Examen de la décision du ministre fondée sur l'alinéa 5(3)b) de la Loi sur l'assurance-emploi

[34] Même si j'ai fait erreur en concluant qu'il ne s'agissait pas d'un contrat de louage de services, et sans entrer dans le détail, j'estime que la décision du ministre fondée sur l'alinéa 5(3)b) de la Loi sur l'assurance-emploi n'est pas défendable en droit.

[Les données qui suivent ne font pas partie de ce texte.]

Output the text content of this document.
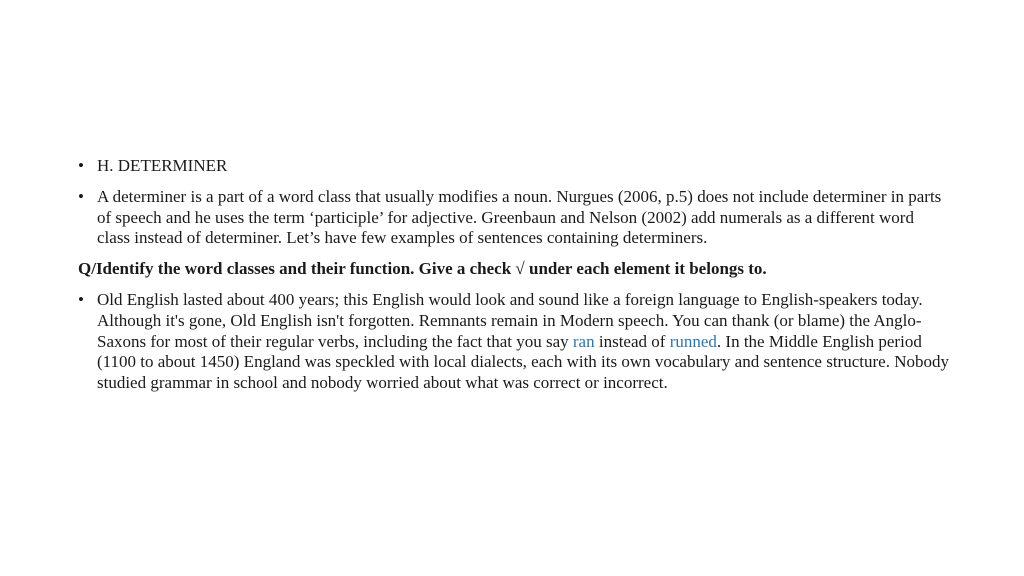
• H. DETERMINER

• A determiner is a part of a word class that usually modifies a noun. Nurgues (2006, p.5) does not include determiner in parts of speech and he uses the term ‘participle’ for adjective. Greenbaun and Nelson (2002) add numerals as a different word class instead of determiner. Let’s have few examples of sentences containing determiners.

Q/Identify the word classes and their function. Give a check √ under each element it belongs to.

• Old English lasted about 400 years; this English would look and sound like a foreign language to English-speakers today. Although it's gone, Old English isn't forgotten. Remnants remain in Modern speech. You can thank (or blame) the Anglo-Saxons for most of their regular verbs, including the fact that you say ran instead of runned. In the Middle English period (1100 to about 1450) England was speckled with local dialects, each with its own vocabulary and sentence structure. Nobody studied grammar in school and nobody worried about what was correct or incorrect.
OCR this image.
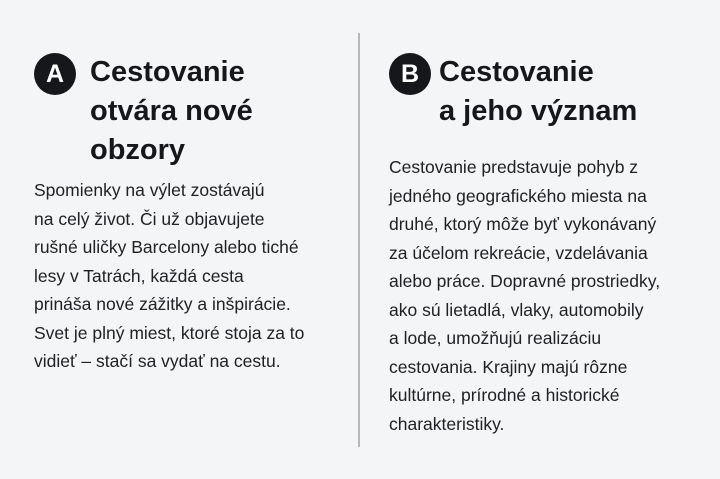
A Cestovanie
otvára nové
obzory

Spomienky na výlet zostávajú
na celý život. Či už objavujete
rušné uličky Barcelony alebo tiché
lesy v Tatrách, každá cesta
prináša nové zážitky a inšpirácie.
Svet je plný miest, ktoré stoja za to
vidieť – stačí sa vydať na cestu.

B Cestovanie
a jeho význam

Cestovanie predstavuje pohyb z
jedného geografického miesta na
druhé, ktorý môže byť vykonávaný
za účelom rekreácie, vzdelávania
alebo práce. Dopravné prostriedky,
ako sú lietadlá, vlaky, automobily
a lode, umožňujú realizáciu
cestovania. Krajiny majú rôzne
kultúrne, prírodné a historické
charakteristiky.
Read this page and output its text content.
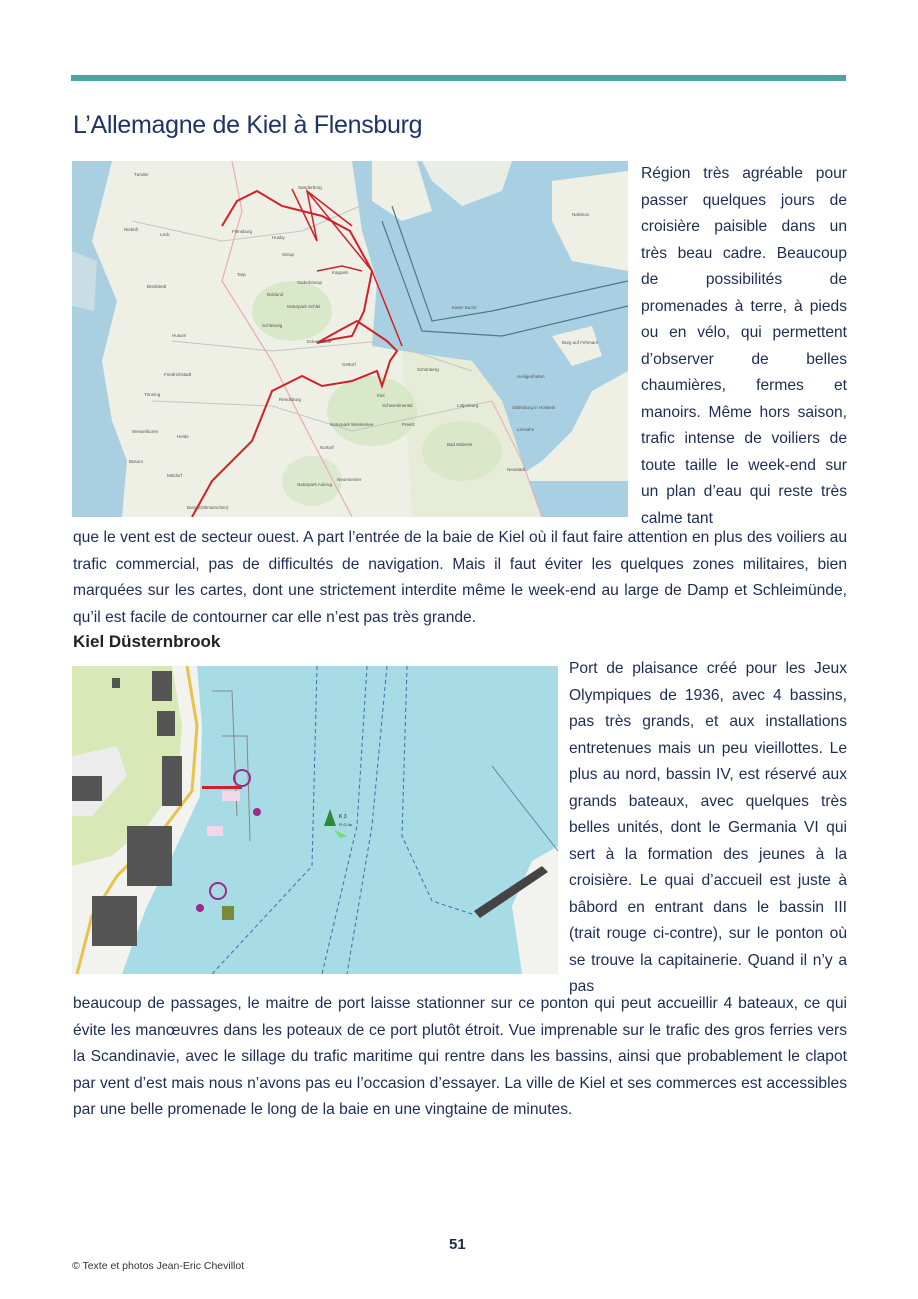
L’Allemagne de Kiel à Flensburg
Tønder
Sønderborg
Niebüll
Leck
Flensburg
Husby
Sörup
Tarp
Bredstedt
Süderbrarup
Kappeln
Boklund
Naturpark Schlei
Schleswig
Husum
Eckernförde
Gettorf
Kieler Bucht
Schönberg
Friedrichstadt
Tönning
Rendsburg
Kiel
Schwentinental	Lütjenburg	Oldenburg in Holstein
Heiligenhafen
Naturpark Westensee	Preetz
Lensahn
Wesselburen
Heide
Nortorf
Bad Malente
Büsum
Meldorf
Neumünster
Naturpark Aukrug
Neustadt
Burg (Dithmarschen)
Burg auf Fehmarn
Nakskov

Région très agréable pour passer quelques jours de croisière paisible dans un très beau cadre. Beaucoup de possibilités de promenades à terre, à pieds ou en vélo, qui permettent d’observer de belles chaumières, fermes et manoirs. Même hors saison, trafic intense de voiliers de toute taille le week-end sur un plan d’eau qui reste très calme tant

que le vent est de secteur ouest. A part l’entrée de la baie de Kiel où il faut faire attention en plus des voiliers au trafic commercial, pas de difficultés de navigation. Mais il faut éviter les quelques zones militaires, bien marquées sur les cartes, dont une strictement interdite même le week-end au large de Damp et Schleimünde, qu’il est facile de contourner car elle n’est pas très grande.

Kiel Düsternbrook
K 3
Fl.G.4s

Port de plaisance créé pour les Jeux Olympiques de 1936, avec 4 bassins, pas très grands, et aux installations entretenues mais un peu vieillottes. Le plus au nord, bassin IV, est réservé aux grands bateaux, avec quelques très belles unités, dont le Germania VI qui sert à la formation des jeunes à la croisière. Le quai d’accueil est juste à bâbord en entrant dans le bassin III (trait rouge ci-contre), sur le ponton où se trouve la capitainerie. Quand il n’y a pas

beaucoup de passages, le maitre de port laisse stationner sur ce ponton qui peut accueillir 4 bateaux, ce qui évite les manœuvres dans les poteaux de ce port plutôt étroit. Vue imprenable sur le trafic des gros ferries vers la Scandinavie, avec le sillage du trafic maritime qui rentre dans les bassins, ainsi que probablement le clapot par vent d’est mais nous n’avons pas eu l’occasion d’essayer. La ville de Kiel et ses commerces est accessibles par une belle promenade le long de la baie en une vingtaine de minutes.

51
© Texte et photos Jean-Eric Chevillot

Même si j'accepte sans hésitation que je dois faire preuve de retenue à l'égard de la décision du ministre, ce dernier n'a manifestement pas tenu compte de l'un des aspects les plus importants du contrat, à savoir que M. Vermette devait payer à la société chaque mois un montant minimal au titre des services fournis. Ce n'est pas là le propre d'un contrat que conclurait normalement un employeur et un employé n'ayant pas entre eux de lien de dépendance. En outre, s'il avait pris cet élément en considération, le ministre n'aurait pas pu, légalement, d'un point de vue raisonnable et objectif, rendre la décision qu'il a rendue. Manifestement, dans le contrat en cause, M. Vermette et son beau-père étaient l'alter ego de la société. Ils la contrôlaient, la géraient et l'utilisaient comme aucun employé n'ayant pas de lien de dépendance ne pourrait véritablement le faire. Si je devais trancher cette question, je n'hésiterais aucunement à conclure que l'emploi était un emploi exclu aux termes de l'alinéa 5(2)i) de la Loi sur l'assurance-emploi. Quoi qu'il en soit, je n'ai pas à me prononcer sur cette question car je suis d'avis que ce n'était pas au départ un emploi au sens d'un contrat de louage de services.

Conclusion

[35] Dans les circonstances, les appels sont accueillis et les décisions du ministre sont annulées.

Signé à Calgary (Alberta) ce 8e jour de juillet 2000.

“ Michael H. Porter ”

J.S.C.C.I.

[TRADUCTION FRANÇAISE OFFICIELLE]

Traduction certifiée conforme ce 10e jour de janvier 2001.